Bamburgh Castle
Bamburgh · NE69
Amenities
Summary
A Grade I listed coastal castle at Bamburgh in Northumberland, occupying a basalt outcrop above the North Sea, with origins as the Celtic fort Din Guarie from around 420 and rebuilt as a Norman castle in the 11th century; the rectangular keep was completed by Henry II by 1164; substantially restored in the 19th century by Lord Armstrong; owned by the Armstrong family and open to the public; one of the most extensively filmed castle exteriors in England, with credits including Becket (1964), The Devils (1971), Macbeth (1971), Elizabeth (1998), Macbeth (2015), and The Last Kingdom (BBC, 2018).
About this location
Bamburgh Castle stands on a whinstone outcrop of the Whin Sill on the coast of Northumberland, overlooking the North Sea and Holy Island to the north. The site carries one of the longest histories of fortification in England. The Celtic Brittonic fort called Din Guarie occupied the rock from around 420 and may have served as the capital of the kingdom of Bernicia from its foundation. The fort passed between Britons and Anglo-Saxons across two centuries before coming under Anglo-Saxon control around 590.

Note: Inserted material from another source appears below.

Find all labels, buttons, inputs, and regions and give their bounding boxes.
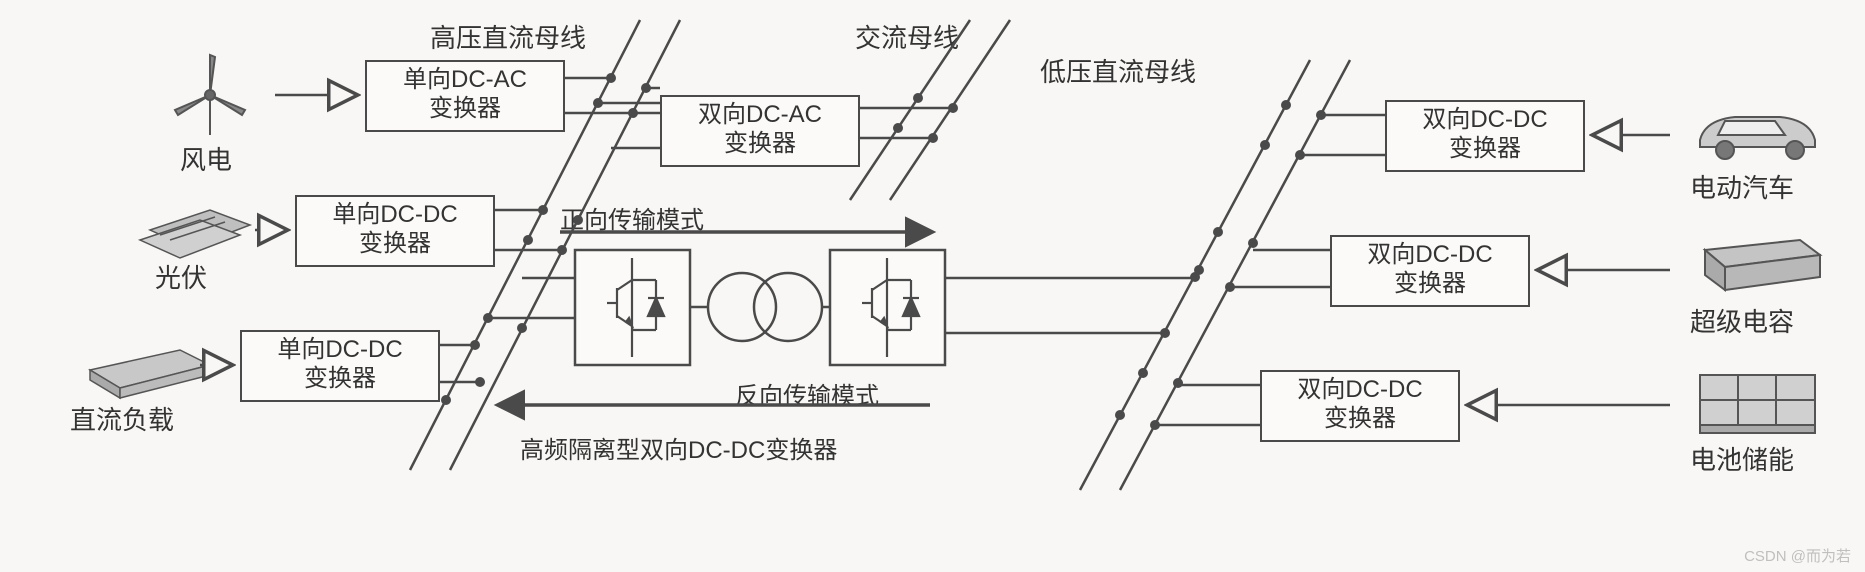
diagram-canvas: 高压直流母线 交流母线 低压直流母线 风电 光伏 [0,0,1865,572]
wiring-svg [0,0,1865,572]
watermark: CSDN @而为若 [1744,545,1851,566]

The Normans built a new castle on the rock following the Conquest, which forms the core of the present structure. In 1095, William II unsuccessfully besieged the castle during a revolt by Robert de Mowbray, Earl of Northumbria; the castle subsequently became royal property. Henry II built the rectangular stone keep as it stood complete by 1164. The castle served as a key strategic point throughout the medieval period; in 1464 during the Wars of the Roses, it was subject to a nine-month siege by Richard Neville, 16th Earl of Warwick, which involved extensive use of artillery — among the earliest such uses in English siege warfare.
The castle had substantially deteriorated by the 17th century, and in 1704 Nathaniel Lord Crewe, Bishop of Durham, acquired it and placed it in the hands of a board of trustees. The trustees refurbished the keep and established a school, a hospital, and a granary in the buildings. In 1894, the industrialist William Armstrong, 1st Baron Armstrong, acquired the castle and completed its restoration, creating the extensive complex of buildings still occupied by the Armstrong family today.

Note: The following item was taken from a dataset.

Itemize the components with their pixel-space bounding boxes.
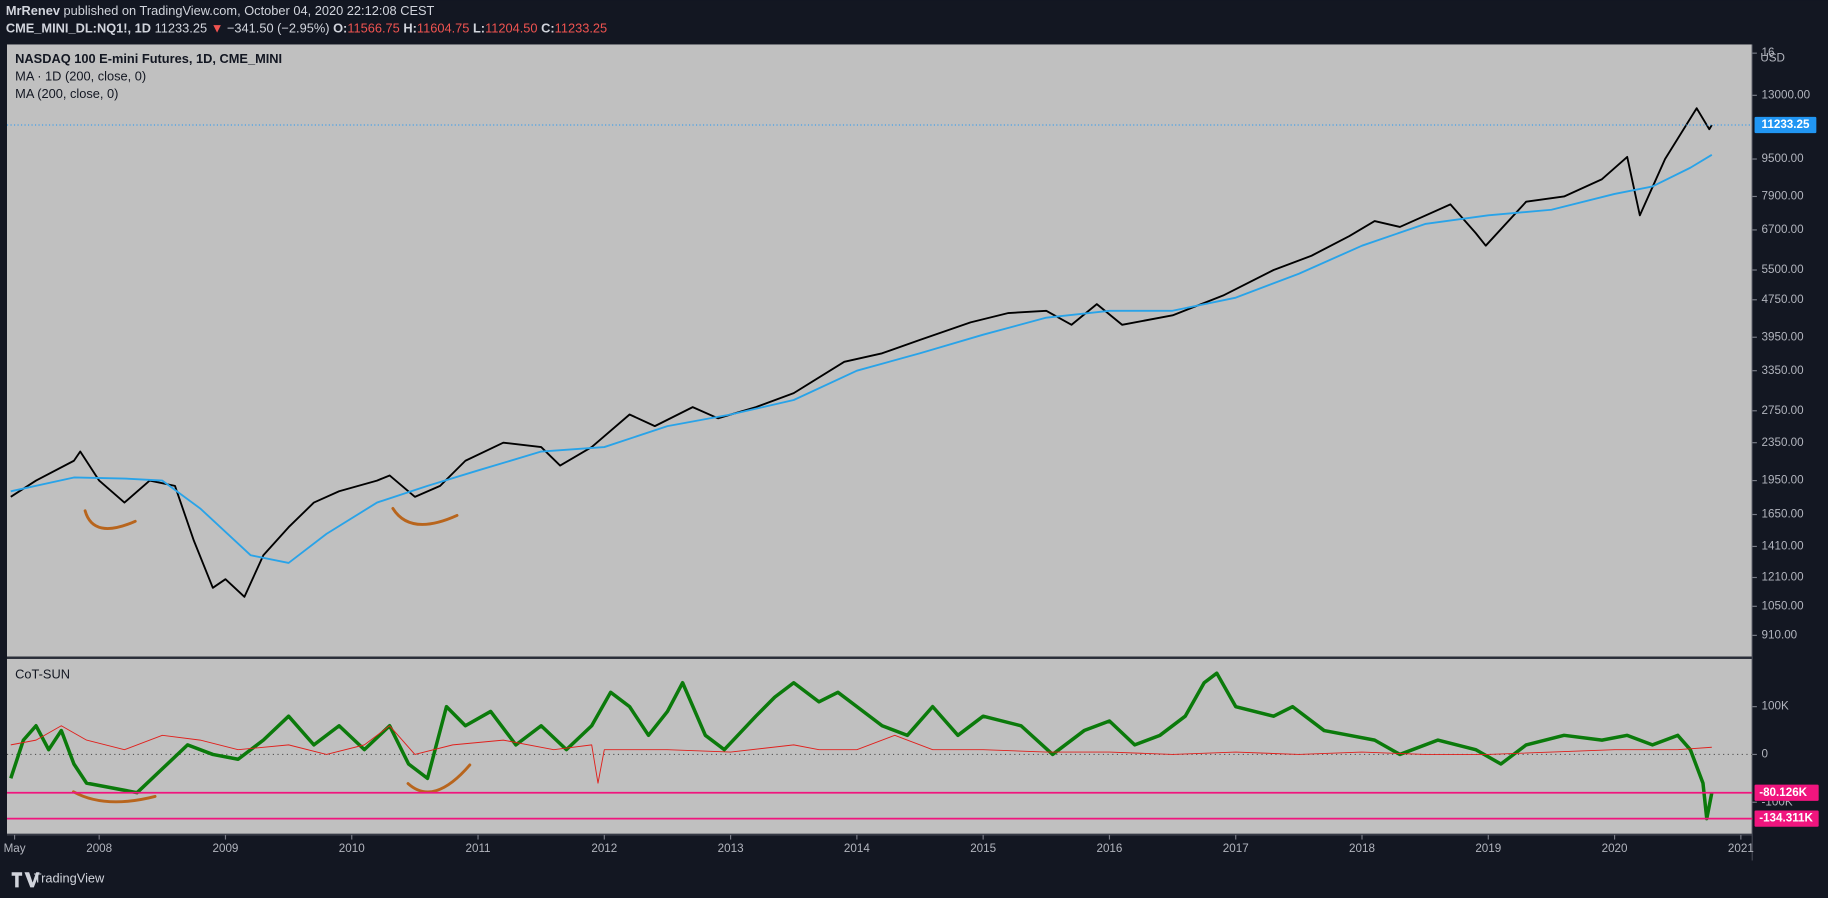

The castle’s dramatic coastal silhouette and well-preserved medieval exteriors have made it one of the most frequently used castle locations in British film and television history. Productions at Bamburgh Castle include: Huntingtower (1927); A Connecticut Yankee in King Arthur’s Court (1949); Becket (Paramount/Wallis, 1964, directed by Peter Glenville, starring Richard Burton as Thomas Becket and Peter O’Toole as King Henry II); The Devils (Warner Bros., 1971, directed by Ken Russell, starring Oliver Reed and Vanessa Redgrave); Macbeth (1971, directed by Roman Polanski, starring Jon Finch); Mary, Queen of Scots (Universal, 1971, directed by Charles Jarrott, starring Vanessa Redgrave and Glenda Jackson); Ivanhoe (BBC/Rosemont, 1982); Robin of Sherwood (HTV/Goldcrest, 1984 to 1986); Elizabeth (PolyGram/Working Title, 1998, directed by Shekhar Kapur, starring Cate Blanchett as Elizabeth I); Macbeth (StudioCanal/Film4, 2015, directed by Justin Kurzel, starring Michael Fassbender and Marion Cotillard); and The Last Kingdom (BBC Two/Netflix, based on Bernard Cornwell’s Saxon Stories, in which Bamburgh is directly the inspiration for Uhtred’s fortress Bebbanburg, with the castle used for exterior filming in 2018).